The valley’s temple had been scheduled to go up northwest of the intersection of Erda Way and Highway 36. But the temple and especially the now-abandoned residential community proved divisive in the community.

“The First Presidency expresses gratitude for the faith and prayers of church members in this area,” a church news release stated this week, “and continues to encourage all people to treat one another with kindness and Christlike love.

(Rendering courtesy of The Church of Jesus Christ of Latter-day Saints) An artist's rendering of the Pittsburgh Pennsylvania Temple.

• The 32,000-square-foot, single-story, center-spired Pittsburgh Temple will be built in Cranberry Township.

Announced April 2020, it will be the second temple in Pennsylvania, home to more than 52,000 members.
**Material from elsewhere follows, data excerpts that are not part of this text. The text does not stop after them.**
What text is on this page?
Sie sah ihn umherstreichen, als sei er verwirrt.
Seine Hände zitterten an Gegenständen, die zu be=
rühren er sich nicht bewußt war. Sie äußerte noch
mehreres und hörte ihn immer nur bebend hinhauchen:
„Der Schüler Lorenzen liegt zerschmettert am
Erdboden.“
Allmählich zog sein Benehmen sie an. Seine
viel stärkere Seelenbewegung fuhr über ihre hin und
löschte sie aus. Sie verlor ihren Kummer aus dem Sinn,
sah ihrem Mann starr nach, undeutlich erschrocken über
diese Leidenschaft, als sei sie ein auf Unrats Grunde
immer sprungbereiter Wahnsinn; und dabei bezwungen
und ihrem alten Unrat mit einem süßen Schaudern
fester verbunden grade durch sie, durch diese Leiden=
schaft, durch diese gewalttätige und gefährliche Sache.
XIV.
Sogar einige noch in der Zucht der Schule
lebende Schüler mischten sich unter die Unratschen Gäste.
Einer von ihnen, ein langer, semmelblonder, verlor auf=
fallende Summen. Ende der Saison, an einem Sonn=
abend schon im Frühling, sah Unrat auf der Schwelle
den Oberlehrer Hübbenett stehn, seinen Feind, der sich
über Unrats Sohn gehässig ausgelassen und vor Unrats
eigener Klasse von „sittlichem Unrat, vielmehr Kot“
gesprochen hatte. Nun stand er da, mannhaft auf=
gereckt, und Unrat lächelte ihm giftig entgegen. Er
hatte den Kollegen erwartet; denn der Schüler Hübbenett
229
The Philadelphia Temple was dedicated in 2016.

• In February, four more temples are scheduled to begin offering limited vicarious ordinances for the dead — along with all living ordinances — as part of the church’s Phase 3 reopening during the coronavirus pandemic, according to a news release.

Three temples in Australia (in Melbourne, Adelaide and Perth) along with the Suva Temple in Fiji, will expand operations, joining those in Taipei, Taiwan; Nuku’alofa, Tonga; Apia, Samoa; and Brisbane, Australia.

Come Monday, 121 temples will be in Phase 2, offering “all temple ordinances for living individuals.” Another 17 will be in Phase 1, providing only marriage “sealings.” Meanwhile, 19 temples have “paused” operations due to “local COVID-19 restrictions.”

Quote of the week

(Photo courtesy of BYU) David A. Bednar of the Quorum of the Twelve Apostles speaks to students at Brigham Young University in the Marriott Center on Jan. 19, 2021.

“The mighty miracles in our lives are exactly the same today as they always have been for devoted disciples of the Lord Jesus Christ. The identical spirit that drew Latter-day Saints to the temple in Nauvoo clearly was at work in November of last year [when several North American temples stayed open for 72 hours straight in advance of planned closures]. And it is operating today and will continue into the future. The day of miracles has not ceased.”

Apostle David A. Bednar, in an address at Brigham Young University.